Air and water pollution levels have increased significantly in recent years in India, in part due to increases in industrial activity. At present, 14 of the 15 most polluted cities in the world are in India (WHO 2016). High levels of particulate matter alone cause a loss of 650 million life-years for the 180 million people living in about 180 Indian cities (Greenstone et al, 2015).

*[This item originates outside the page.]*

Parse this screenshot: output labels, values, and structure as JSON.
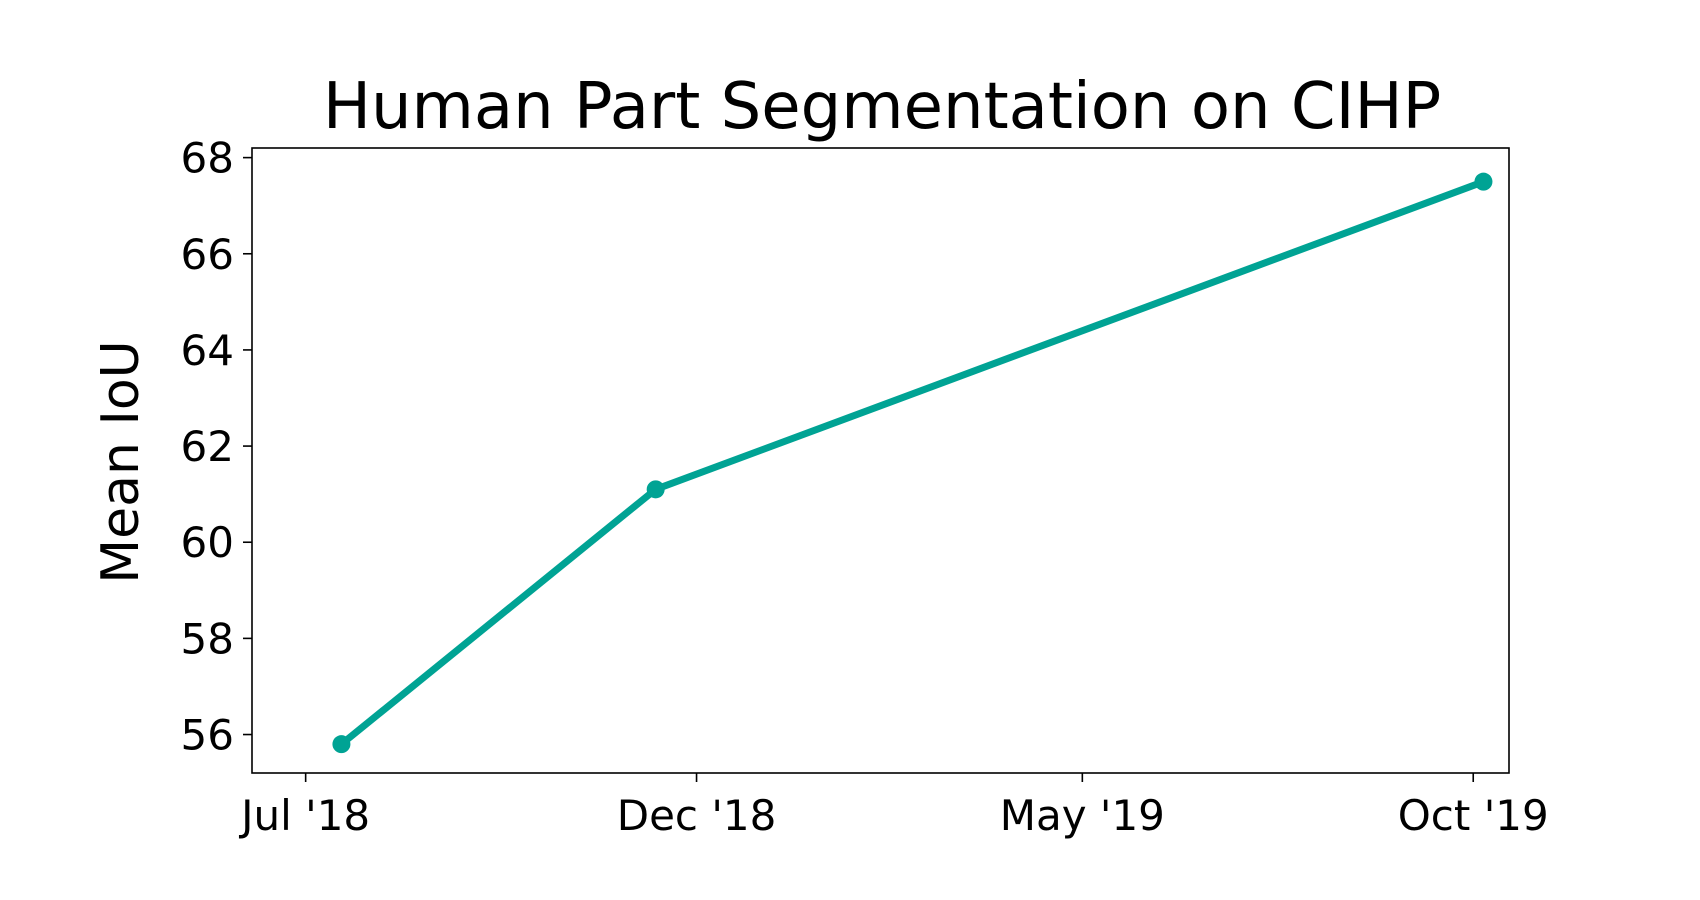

India has several environmental regulations in place, though the enforcement of these regulations has been heterogeneous over time. Beginning in the late 1990s, largely as a result of public interest litigation, several states and cities implemented action plans to reduce pollution. A primary means to reduce pollution mentioned in these action plans was the relocation of polluting industries to certain designated areas. Industrial relocation policies to combat pollution are an increasingly popular policy tool across the developing world, such as China’s industrial relocation policy to move polluting industries outside of Beijing city limits by 2017. Location restrictions that seek to limit pollution exposure also have a long history in the US, starting with the first zoning laws introduced in the early 20th century in New York in part to improve environmental quality (Wilson et al, 2008).
This project will use quasi-experimental methods to evaluate the impacts of industrial relocation policies in several Indian cities which mandated the closure of certain industries (classified as “polluting industries”) to certain designated areas. They will be evaluated on outcomes such as firm location, pollution agglomeration, and residential expansion.
Understanding the relative impacts on stakeholders (such as firms and workers) can help inform policies that are not only effective in achieving their environmental objectives such as pollution reduction, but can also aid in designing compensation schemes for affected workers and firms.